Por , 24/05/2009 12:33

O inquérito civil n. 740/2008 foi instaurado à vista de representação (reclamação) ofertada pelo cidadão Moisés Jardim P. de Araújo em face da SPTrans – São Paulo Transportes S/A, e Viação Santa Brígida. Em resumo, ele solicitava providências objetivando a melhoria do atendimento dos passageiros da linha de ônibus 8594-0 (Cidade D’Abril – Praça Ramos), área da Gerência Regional Norte-Oeste.  

 

Segundo a SPTrans, responsável pelo gerenciamento do sistema de transporte coletivo na Capital paulista, “o intervalo médio entre partidas para a linha base é de 10 minutos e para os atendimentos, que operam somente no pico manhã, é de 30 minutos”. E que “a linha transporta, em média, 13.866 passageiros/dia útil e os atendimentos transportam 276 e 561 passageiros/dia útil, respectivamente”.

 

No decorrer das investigações, concluiu-se, ao menos em análise preliminar, que problemas como aqueles indicados na representação (superlotação de passageiros, intervalo excessivo entre um e outro coletivo, dentre outros), ocorrem em toda a Capital, em todo o sistema de transporte coletivo de passageiros, por ônibus.

 

Por isso, a Promotoria decidiu ampliar o objeto do inquérito civil inicialmente instaurado apenas para apurar a atuação da Prefeitura em relação à linha de ônibus 8594-0 (Cidade D’Abril – Praça Ramos), estendendo a investigação para todo o sistema de transporte coletivo da Capital.

 

O objetivo agora é realizar um minucioso levantamento das condições em que estão sendo prestados os serviços de transporte coletivo, por ônibus, pelas concessionárias desse relevante serviço público, se estão sendo executados em conformidade com os contratos firmados com a Secretaria Municipal de Transportes. 

 

Por conta disso e como conseqüência, a Promotoria vai apurar a atuação da Secretaria Municipal de Transportes, que firmou os contratos com as empresas de ônibus, e bem assim da SPTrans – São Paulo Transportes S/A, incumbida de gerenciar o transporte coletivo na Capital, se estão cumprindo, por seus agentes, o dever de fiscalizar a efetiva e fiel execução dos contratos de concessão firmados com as empresas de ônibus (cujas cláusulas contratuais descrevem, dentre outras, a forma de prestação dos serviços, a oferta de veículos em número suficiente para a população, execução dos serviços de forma eficiente e segura, como determinado no contrato), nos termos da lei.
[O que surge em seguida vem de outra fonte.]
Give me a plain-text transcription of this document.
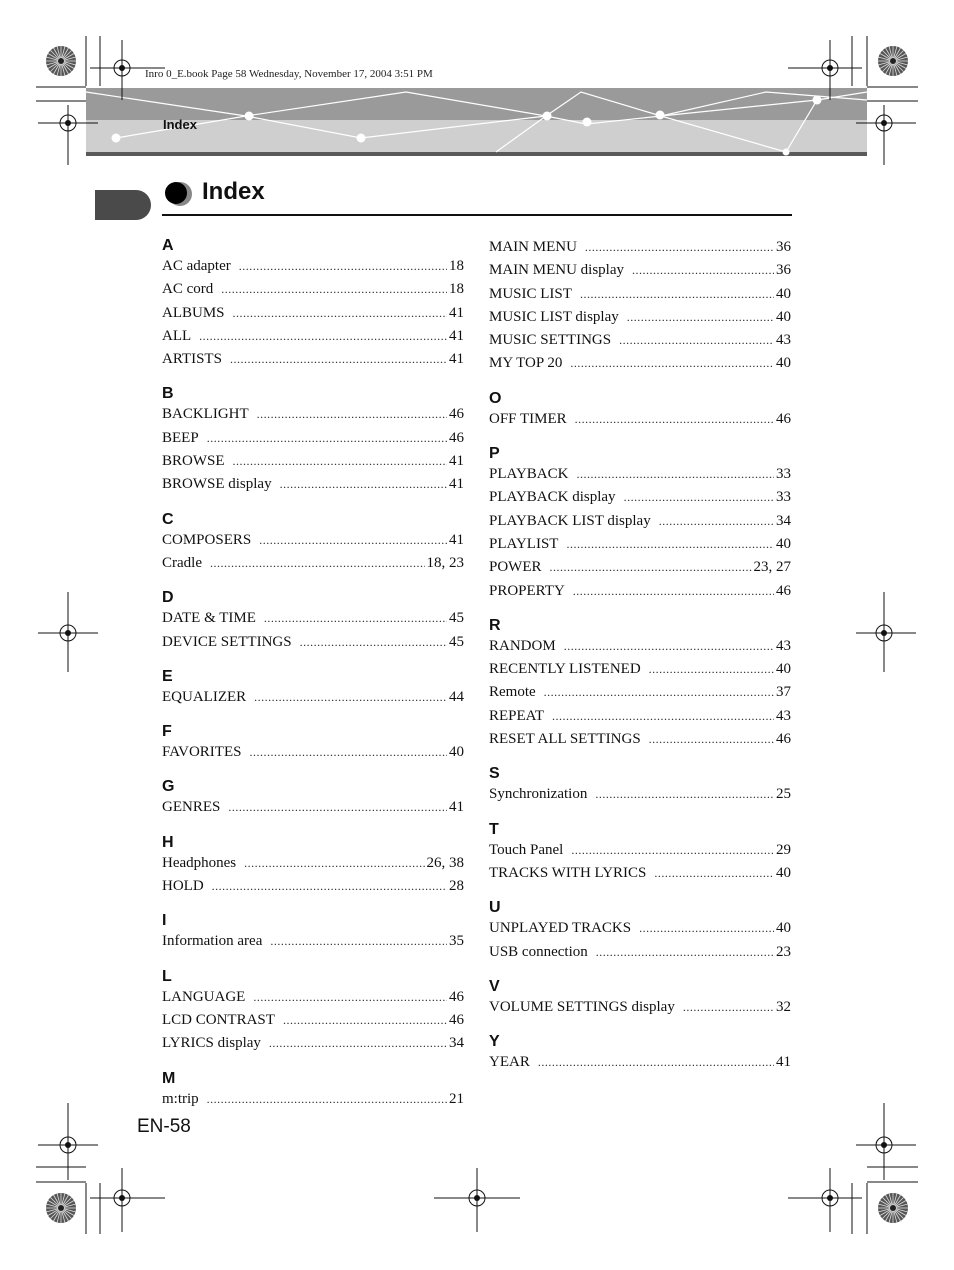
Inro 0_E.book Page 58 Wednesday, November 17, 2004 3:51 PM
Index
Index
A
AC adapter .....	18
AC cord .....	18
ALBUMS .....	41
ALL .....	41
ARTISTS .....	41
B
BACKLIGHT .....	46
BEEP .....	46
BROWSE .....	41
BROWSE display .....	41
C
COMPOSERS .....	41
Cradle .....	18, 23
D
DATE & TIME .....	45
DEVICE SETTINGS .....	45
E
EQUALIZER .....	44
F
FAVORITES .....	40
G
GENRES .....	41
H
Headphones .....	26, 38
HOLD .....	28
I
Information area .....	35
L
LANGUAGE .....	46
LCD CONTRAST .....	46
LYRICS display .....	34
M
m:trip .....	21
MAIN MENU .....	36
MAIN MENU display .....	36
MUSIC LIST .....	40
MUSIC LIST display .....	40
MUSIC SETTINGS .....	43
MY TOP 20 .....	40
O
OFF TIMER .....	46
P
PLAYBACK .....	33
PLAYBACK display .....	33
PLAYBACK LIST display .....	34
PLAYLIST .....	40
POWER .....	23, 27
PROPERTY .....	46
R
RANDOM .....	43
RECENTLY LISTENED .....	40
Remote .....	37
REPEAT .....	43
RESET ALL SETTINGS .....	46
S
Synchronization .....	25
T
Touch Panel .....	29
TRACKS WITH LYRICS .....	40
U
UNPLAYED TRACKS .....	40
USB connection .....	23
V
VOLUME SETTINGS display .....	32
Y
YEAR .....	41
EN-58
Se apurada omissão da Prefeitura Municipal de São Paulo, por seus agentes, a Promotoria de Justiça poderá propor ação civil pública com obrigação de fazer, podendo mesmo, tal omissão, configurar ato de improbidade que atenta contra os princípios da administração pública.

 

Nestes termos e para tal finalidade, a Promotoria de Justiça ADITOU a Portaria de inquérito civil, passando a figurar como representados a Secretaria Municipal de Transportes, a SPTrans – São Paulo Transportes S/A, e empresas concessionárias do serviço de transporte coletivo urbano de passageiros na cidade de São Paulo, Capital.

 

Diligências investigatórias estão sendo realizadas. Em 26/05/2009 determinamos a expedição de ofício à SPTrans requisitando, para cumprimento no prazo de 10 dias úteis, sob pena de responsabilização civil e criminal, cópias de todos os contratos de concessão do serviço de transporte coletivo urbano de passageiros, e respectivos aditamentos, bem como informações sobre a frota de ônibus (número de veículos – dentro e fora do horário de pico) e intervalo programados para operar em cada uma das linhas. A SPTrans também deverá encaminhar informações, em relação a cada uma das empresas concessionárias, sobre as reclamações deste ano, relativamente a cada uma das linhas.

 

Estão designadas audiências para junho/2009, uma delas para ouvir novamente o Superintendente do SPTrans.

 

Este canal constitui apenas mais uma importante ferramenta de que se valerá o Ministério Público, através de sua Promotoria de Justiça do Patrimônio Público e Social, para coletar informações valiosas da população em geral e, em especial, dos usuários do sistema de transporte coletivo de ônibus na Capital  de São Paulo (artigos 26, inciso VI, e 27, parágrafo único, inciso I, da Lei n. 8.625, de 12 de fevereiro de 1993 – Lei Orgânica Nacional do Ministério Público; e artigo 8º e seu §1º, do Ato Normativo n. 484-CPJ/MPSP, de 5 de outubro de 2006).

 

As informações, sugestões e reclamações aqui coletadas serão muito importantes para a Promotoria. Com a colaboração de todos, vamos apurar a efetiva atuação dos órgãos e agentes municipais para que o cidadão paulistano tenha um transporte coletivo eficiente, seguro, confortável e pontual, como manda a lei.

 

Baixe a Portaria de Inquérito Civil.

 

Baixe o Aditamento da Portaria.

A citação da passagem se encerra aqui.